Thermodynamics of the Formation and Vaporization of Melts in an Aluminum Telluride–Tellurium System

Abstract—The partial vapor pressure of tellurium over melts of an Al₂Te₃–Te system is calculated by multiplying the total pressures determined from the boiling points (isothermal variant) at 700–1200°C (973–1473 K) by the fraction of tellurium in the vapor phase. The partial pressure of the saturated vapor of aluminum telluride over melts of it with tellurium, and the partial and integral thermodynamic functions of the vaporization of aluminum telluride–tellurium melts, are calculated via numerical integration of the Gibbs–Duhem equation. It is found that the saturated vapor pressure of molten aluminum telluride corresponds to the dependence $\ln \,p_{{{\text{A}}{{{\text{l}}}_{2}}{\text{T}}{{{\text{e}}}_{3}}}}^{^\circ }[{\text{Pа}}] = 18.828 - 11\,865{{T}^{{ - 1}}}$. The thermodynamic functions of the formation of the Al₂Te₃–Te melts are calculated on the basis of the partial saturated vapor pressures of the components. The formation of alloys is accompanied by an increase in the degree of system disordering in the range of hypoeutectic Te concentrations with a maximum of 5.8 J/(mol K) around 74 at % Te, and by slight ordering in hypereutectic alloys (−1.3 J/(mol K)).
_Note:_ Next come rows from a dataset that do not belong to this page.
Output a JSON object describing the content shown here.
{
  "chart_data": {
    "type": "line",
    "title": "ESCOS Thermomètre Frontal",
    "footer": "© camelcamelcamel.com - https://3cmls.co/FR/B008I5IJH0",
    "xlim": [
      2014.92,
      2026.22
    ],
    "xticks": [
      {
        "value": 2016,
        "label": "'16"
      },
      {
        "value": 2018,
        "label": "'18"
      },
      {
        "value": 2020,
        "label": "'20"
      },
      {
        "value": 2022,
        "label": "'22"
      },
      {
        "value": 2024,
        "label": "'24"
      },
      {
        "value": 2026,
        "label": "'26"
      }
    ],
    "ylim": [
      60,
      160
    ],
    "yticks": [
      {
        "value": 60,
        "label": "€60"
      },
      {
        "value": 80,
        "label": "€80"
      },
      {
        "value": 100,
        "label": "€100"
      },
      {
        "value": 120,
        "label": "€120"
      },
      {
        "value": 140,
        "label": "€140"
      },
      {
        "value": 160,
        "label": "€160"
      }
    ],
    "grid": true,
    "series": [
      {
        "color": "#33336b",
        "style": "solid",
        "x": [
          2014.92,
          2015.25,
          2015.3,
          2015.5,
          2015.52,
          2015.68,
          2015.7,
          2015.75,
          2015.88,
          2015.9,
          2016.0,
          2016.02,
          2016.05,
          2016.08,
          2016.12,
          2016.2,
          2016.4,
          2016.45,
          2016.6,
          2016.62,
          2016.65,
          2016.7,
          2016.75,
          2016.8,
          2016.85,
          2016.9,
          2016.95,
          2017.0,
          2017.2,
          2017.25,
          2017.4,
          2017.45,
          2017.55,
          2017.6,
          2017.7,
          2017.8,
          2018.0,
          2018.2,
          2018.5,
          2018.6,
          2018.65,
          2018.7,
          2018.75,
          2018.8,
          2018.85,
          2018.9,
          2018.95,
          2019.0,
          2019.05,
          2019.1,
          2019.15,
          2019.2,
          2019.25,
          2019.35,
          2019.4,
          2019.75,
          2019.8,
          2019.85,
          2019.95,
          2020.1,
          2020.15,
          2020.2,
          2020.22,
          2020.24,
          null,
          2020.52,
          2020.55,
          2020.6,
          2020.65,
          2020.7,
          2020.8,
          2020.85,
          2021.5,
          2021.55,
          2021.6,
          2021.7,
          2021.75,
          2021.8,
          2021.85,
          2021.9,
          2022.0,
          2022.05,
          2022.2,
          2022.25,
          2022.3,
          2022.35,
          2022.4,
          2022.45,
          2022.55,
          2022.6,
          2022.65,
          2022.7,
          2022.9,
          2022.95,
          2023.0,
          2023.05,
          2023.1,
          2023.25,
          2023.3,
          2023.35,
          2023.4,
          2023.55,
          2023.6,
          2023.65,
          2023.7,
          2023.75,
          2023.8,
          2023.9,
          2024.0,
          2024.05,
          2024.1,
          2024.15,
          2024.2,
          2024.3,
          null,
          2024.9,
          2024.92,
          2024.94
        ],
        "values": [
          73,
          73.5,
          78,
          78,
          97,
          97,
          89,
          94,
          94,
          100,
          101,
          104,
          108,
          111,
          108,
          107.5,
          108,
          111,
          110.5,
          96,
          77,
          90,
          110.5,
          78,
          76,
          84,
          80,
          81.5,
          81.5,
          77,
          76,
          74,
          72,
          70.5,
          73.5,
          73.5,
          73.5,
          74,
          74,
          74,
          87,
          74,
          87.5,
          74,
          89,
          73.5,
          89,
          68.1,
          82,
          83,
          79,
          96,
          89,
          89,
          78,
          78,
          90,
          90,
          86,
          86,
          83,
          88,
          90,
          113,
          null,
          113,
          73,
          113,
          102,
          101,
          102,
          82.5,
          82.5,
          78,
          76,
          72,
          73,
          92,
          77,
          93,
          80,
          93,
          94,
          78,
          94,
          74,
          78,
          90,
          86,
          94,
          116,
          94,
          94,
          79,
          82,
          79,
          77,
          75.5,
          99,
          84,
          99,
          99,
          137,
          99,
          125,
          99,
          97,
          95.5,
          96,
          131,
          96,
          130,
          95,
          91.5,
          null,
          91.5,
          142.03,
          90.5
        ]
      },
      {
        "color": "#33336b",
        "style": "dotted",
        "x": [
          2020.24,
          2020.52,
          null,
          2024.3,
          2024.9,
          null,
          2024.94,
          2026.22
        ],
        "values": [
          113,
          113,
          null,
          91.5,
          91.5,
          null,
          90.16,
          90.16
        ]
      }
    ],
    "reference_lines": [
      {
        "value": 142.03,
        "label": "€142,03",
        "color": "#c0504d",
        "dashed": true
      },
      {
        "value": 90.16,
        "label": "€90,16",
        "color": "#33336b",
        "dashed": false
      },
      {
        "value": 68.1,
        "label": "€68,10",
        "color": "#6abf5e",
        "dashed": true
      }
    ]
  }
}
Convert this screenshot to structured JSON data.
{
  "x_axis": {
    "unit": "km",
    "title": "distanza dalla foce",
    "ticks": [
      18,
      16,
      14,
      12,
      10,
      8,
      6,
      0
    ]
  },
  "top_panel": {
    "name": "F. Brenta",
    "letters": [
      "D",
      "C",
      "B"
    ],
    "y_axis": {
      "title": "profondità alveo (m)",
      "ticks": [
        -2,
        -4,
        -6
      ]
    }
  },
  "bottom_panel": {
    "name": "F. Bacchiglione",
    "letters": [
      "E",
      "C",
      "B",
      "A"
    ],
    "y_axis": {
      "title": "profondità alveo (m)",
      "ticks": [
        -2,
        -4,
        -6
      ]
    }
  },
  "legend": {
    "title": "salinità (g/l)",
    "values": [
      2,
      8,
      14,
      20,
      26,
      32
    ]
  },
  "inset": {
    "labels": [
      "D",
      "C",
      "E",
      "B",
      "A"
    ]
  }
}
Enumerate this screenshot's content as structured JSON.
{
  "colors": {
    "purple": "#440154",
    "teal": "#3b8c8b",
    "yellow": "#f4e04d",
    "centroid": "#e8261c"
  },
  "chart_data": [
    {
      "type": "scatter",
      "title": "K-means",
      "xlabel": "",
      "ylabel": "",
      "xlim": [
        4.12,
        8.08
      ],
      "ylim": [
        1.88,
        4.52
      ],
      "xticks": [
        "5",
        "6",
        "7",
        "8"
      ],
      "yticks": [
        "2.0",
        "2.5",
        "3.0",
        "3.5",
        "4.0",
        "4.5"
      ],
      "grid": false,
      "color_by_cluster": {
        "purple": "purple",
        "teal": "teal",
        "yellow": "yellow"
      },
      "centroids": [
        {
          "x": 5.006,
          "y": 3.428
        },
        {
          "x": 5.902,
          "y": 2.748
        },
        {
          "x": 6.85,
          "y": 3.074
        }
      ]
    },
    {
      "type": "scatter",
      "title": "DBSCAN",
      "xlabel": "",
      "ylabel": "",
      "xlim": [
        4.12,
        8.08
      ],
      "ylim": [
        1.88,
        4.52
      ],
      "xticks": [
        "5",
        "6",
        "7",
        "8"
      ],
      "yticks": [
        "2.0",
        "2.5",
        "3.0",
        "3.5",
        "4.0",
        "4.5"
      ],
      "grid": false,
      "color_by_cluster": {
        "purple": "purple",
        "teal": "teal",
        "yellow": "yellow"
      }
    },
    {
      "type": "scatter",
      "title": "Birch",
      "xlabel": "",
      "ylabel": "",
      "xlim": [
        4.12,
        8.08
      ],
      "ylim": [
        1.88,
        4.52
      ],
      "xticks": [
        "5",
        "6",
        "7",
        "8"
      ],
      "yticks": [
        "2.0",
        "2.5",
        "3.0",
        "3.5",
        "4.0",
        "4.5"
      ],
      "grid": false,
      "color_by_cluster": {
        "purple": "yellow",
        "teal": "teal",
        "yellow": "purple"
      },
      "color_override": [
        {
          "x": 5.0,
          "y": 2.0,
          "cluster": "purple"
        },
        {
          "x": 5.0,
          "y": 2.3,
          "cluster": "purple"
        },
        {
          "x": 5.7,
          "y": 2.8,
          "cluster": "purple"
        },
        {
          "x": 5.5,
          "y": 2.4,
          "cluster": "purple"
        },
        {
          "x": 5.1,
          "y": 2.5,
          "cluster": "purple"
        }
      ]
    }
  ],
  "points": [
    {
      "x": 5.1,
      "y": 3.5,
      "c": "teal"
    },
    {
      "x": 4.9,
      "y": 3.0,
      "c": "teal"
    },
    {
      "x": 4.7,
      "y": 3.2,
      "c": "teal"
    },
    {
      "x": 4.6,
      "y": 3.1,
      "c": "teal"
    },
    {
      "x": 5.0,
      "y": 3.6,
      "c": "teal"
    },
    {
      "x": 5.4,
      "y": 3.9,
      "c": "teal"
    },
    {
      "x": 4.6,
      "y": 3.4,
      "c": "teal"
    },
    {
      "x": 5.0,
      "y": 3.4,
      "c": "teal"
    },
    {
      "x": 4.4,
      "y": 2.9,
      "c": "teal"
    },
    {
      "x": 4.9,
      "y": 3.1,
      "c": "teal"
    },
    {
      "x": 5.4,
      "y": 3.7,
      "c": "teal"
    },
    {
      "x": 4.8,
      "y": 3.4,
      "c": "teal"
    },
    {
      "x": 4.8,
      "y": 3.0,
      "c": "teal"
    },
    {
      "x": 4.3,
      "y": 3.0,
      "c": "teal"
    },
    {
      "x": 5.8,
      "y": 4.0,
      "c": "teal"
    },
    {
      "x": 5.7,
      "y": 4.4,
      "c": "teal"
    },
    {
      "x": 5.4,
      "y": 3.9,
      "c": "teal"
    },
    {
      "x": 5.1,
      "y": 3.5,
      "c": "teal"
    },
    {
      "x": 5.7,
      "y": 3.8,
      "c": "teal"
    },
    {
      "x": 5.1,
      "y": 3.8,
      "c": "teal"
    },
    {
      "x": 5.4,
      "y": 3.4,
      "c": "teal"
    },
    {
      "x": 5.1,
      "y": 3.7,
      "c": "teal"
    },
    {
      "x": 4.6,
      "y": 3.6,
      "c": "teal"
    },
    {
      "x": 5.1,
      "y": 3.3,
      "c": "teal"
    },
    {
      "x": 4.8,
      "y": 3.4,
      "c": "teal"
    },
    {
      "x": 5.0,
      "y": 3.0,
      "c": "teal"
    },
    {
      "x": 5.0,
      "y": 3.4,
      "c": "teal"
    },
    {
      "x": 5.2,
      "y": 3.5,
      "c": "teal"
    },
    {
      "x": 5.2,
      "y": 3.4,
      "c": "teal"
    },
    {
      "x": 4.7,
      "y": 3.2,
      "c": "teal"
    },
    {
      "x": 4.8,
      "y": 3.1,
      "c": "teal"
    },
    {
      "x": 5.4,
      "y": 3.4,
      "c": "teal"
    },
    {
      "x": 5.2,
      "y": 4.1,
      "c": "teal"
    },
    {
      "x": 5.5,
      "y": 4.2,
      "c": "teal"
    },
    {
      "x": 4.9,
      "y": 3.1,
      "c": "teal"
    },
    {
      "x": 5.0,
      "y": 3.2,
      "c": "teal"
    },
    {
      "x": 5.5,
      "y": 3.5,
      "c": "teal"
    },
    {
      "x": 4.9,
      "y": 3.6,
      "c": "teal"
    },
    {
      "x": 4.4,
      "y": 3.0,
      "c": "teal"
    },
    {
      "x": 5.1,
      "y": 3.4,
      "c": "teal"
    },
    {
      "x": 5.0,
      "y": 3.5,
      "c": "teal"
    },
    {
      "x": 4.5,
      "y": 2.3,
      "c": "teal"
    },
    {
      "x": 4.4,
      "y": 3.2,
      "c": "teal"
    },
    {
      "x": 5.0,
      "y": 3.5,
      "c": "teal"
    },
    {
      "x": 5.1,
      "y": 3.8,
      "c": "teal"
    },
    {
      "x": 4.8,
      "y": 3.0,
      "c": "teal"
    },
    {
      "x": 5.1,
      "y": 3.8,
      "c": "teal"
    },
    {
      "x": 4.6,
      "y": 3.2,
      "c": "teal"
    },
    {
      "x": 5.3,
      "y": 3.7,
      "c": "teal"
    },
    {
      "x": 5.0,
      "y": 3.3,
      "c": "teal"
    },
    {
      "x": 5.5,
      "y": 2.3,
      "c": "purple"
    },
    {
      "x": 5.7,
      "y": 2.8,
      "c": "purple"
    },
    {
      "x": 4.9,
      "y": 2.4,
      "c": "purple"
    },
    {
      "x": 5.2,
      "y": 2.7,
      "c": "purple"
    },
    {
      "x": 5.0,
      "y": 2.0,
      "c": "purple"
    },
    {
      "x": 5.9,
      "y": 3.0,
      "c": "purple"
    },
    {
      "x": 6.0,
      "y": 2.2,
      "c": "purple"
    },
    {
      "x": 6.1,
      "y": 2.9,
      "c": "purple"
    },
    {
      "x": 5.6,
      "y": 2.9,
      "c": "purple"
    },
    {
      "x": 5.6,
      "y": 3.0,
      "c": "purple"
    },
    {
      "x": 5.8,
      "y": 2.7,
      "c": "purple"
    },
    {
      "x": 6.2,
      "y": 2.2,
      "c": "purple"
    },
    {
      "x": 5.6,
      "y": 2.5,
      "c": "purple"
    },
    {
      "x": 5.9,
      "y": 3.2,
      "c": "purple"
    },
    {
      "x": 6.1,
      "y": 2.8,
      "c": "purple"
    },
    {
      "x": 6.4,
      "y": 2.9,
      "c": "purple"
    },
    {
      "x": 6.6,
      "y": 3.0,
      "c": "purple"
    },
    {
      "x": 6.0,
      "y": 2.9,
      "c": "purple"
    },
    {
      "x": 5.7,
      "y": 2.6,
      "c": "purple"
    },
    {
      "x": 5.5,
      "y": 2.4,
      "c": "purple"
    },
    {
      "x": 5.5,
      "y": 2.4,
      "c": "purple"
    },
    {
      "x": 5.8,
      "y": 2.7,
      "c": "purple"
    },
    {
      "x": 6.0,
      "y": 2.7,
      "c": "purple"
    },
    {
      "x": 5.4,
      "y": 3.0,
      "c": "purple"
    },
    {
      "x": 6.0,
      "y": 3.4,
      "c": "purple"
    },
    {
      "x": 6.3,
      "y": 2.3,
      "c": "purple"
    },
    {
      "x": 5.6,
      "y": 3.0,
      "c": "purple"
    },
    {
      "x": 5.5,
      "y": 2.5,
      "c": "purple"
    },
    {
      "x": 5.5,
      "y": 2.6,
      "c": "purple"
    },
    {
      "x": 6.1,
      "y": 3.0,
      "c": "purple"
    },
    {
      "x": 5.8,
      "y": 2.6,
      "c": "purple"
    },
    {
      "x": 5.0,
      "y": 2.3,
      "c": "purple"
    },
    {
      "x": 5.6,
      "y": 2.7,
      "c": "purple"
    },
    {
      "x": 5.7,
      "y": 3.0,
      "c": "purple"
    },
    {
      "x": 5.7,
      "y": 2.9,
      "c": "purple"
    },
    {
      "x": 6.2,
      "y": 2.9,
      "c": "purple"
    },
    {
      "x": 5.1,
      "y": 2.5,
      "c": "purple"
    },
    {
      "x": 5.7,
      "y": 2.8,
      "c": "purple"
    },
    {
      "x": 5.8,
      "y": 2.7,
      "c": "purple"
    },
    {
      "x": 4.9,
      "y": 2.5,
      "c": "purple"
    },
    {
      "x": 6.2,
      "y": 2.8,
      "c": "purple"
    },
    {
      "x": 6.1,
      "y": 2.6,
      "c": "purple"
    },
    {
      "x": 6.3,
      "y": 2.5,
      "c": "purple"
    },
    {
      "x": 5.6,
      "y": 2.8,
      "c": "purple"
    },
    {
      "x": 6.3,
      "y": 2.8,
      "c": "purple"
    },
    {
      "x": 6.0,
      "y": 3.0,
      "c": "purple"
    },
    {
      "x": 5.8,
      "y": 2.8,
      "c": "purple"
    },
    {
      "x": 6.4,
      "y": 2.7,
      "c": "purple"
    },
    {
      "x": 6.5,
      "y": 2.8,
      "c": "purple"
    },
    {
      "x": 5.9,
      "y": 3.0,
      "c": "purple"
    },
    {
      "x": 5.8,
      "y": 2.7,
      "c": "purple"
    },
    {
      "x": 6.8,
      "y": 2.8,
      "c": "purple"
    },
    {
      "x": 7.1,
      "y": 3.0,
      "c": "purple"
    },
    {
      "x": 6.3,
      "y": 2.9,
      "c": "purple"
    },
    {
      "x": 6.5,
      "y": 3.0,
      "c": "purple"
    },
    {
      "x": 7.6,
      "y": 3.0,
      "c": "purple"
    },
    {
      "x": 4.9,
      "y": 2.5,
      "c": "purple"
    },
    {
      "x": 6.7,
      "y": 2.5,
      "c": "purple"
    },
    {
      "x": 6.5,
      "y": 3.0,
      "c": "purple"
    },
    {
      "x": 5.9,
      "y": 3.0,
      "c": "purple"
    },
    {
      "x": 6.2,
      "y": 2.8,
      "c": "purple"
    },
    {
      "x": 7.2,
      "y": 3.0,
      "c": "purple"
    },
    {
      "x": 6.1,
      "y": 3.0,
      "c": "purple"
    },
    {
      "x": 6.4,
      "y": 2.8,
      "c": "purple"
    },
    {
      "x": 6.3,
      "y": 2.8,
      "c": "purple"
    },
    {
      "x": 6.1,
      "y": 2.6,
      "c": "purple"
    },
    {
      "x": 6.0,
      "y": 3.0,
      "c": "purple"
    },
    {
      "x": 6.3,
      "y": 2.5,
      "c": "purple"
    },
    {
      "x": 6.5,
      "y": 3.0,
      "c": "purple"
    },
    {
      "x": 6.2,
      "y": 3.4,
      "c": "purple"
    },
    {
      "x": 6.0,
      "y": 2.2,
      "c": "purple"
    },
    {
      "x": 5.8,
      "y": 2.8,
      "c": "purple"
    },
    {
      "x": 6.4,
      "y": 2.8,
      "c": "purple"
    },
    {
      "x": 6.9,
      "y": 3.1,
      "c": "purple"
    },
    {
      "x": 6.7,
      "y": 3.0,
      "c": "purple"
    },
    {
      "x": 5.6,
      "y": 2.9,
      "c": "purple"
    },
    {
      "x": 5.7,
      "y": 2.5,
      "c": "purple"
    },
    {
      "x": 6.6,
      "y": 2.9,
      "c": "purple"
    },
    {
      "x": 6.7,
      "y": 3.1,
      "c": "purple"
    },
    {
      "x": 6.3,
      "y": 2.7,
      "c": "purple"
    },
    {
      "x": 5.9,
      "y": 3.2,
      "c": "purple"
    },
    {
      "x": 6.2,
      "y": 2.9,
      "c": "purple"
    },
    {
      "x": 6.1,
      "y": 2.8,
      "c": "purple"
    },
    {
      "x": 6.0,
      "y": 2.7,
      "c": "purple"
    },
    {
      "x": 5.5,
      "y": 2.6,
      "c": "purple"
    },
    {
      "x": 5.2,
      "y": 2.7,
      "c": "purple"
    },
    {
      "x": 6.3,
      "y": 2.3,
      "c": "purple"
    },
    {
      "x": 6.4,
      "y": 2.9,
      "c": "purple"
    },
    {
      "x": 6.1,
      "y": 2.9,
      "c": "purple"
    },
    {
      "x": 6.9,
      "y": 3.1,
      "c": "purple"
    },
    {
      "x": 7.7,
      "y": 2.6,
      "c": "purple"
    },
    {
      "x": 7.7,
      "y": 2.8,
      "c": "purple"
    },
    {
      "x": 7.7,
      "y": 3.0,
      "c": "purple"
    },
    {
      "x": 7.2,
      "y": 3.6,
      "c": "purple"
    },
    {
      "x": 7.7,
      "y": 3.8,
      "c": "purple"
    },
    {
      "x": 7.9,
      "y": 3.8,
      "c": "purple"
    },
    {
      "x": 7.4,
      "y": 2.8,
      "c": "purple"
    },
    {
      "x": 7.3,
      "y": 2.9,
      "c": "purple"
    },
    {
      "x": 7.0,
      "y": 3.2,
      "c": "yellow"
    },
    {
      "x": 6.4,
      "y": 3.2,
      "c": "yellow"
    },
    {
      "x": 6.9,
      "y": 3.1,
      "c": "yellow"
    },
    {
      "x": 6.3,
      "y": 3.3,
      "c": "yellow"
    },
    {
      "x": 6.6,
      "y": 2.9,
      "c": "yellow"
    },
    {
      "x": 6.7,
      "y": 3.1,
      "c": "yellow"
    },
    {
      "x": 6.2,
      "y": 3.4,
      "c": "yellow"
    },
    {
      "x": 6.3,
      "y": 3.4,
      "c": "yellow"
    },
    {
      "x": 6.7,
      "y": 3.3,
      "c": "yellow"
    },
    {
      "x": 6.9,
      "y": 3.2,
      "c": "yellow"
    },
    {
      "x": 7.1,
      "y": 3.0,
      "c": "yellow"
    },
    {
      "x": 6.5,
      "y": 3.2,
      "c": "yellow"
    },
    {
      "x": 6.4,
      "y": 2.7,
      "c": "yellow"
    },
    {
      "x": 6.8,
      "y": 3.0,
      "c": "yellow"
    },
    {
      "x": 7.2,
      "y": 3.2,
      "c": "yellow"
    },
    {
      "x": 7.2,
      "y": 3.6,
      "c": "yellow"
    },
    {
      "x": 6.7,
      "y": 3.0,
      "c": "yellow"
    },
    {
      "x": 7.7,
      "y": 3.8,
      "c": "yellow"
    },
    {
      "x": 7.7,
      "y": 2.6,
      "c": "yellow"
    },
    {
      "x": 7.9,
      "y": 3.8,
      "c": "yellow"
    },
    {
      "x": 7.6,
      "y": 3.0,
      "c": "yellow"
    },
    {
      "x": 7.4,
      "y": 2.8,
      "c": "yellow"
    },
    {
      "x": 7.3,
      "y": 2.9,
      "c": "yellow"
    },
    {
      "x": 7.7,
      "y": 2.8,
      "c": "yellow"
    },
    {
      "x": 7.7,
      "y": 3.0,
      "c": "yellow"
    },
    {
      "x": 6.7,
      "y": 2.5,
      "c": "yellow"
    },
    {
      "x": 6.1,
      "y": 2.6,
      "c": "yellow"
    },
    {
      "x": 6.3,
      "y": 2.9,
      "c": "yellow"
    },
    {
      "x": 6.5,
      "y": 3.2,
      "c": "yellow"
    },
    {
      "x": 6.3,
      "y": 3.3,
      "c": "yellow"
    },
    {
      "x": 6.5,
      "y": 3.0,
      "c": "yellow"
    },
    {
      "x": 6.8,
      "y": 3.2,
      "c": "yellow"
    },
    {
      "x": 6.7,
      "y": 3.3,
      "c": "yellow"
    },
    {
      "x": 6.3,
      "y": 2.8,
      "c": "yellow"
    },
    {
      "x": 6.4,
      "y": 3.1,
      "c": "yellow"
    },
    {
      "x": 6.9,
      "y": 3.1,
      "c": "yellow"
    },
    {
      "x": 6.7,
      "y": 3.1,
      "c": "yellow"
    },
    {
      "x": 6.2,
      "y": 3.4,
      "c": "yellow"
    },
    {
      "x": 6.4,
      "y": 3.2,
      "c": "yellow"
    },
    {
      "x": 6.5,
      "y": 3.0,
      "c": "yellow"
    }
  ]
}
The formation of alloys based on Al₂Te₃ is accompanied by heat absorption with a maximum of +4.22 kJ/mol around 70 at % Te, and by an exothermic effect of −6.35 kJ/mol for tellurium-based melts around ~94 at % Te. The location of the boundaries of the regions of vapor–liquid equilibrium indicates the distillation separation of the Al₂Te₃–Te system into tellurium and aluminum telluride is impossible with only one operation of vacuum distillation, since rarefaction lowers the coefficient of separation of Al₂Te₃ and Te.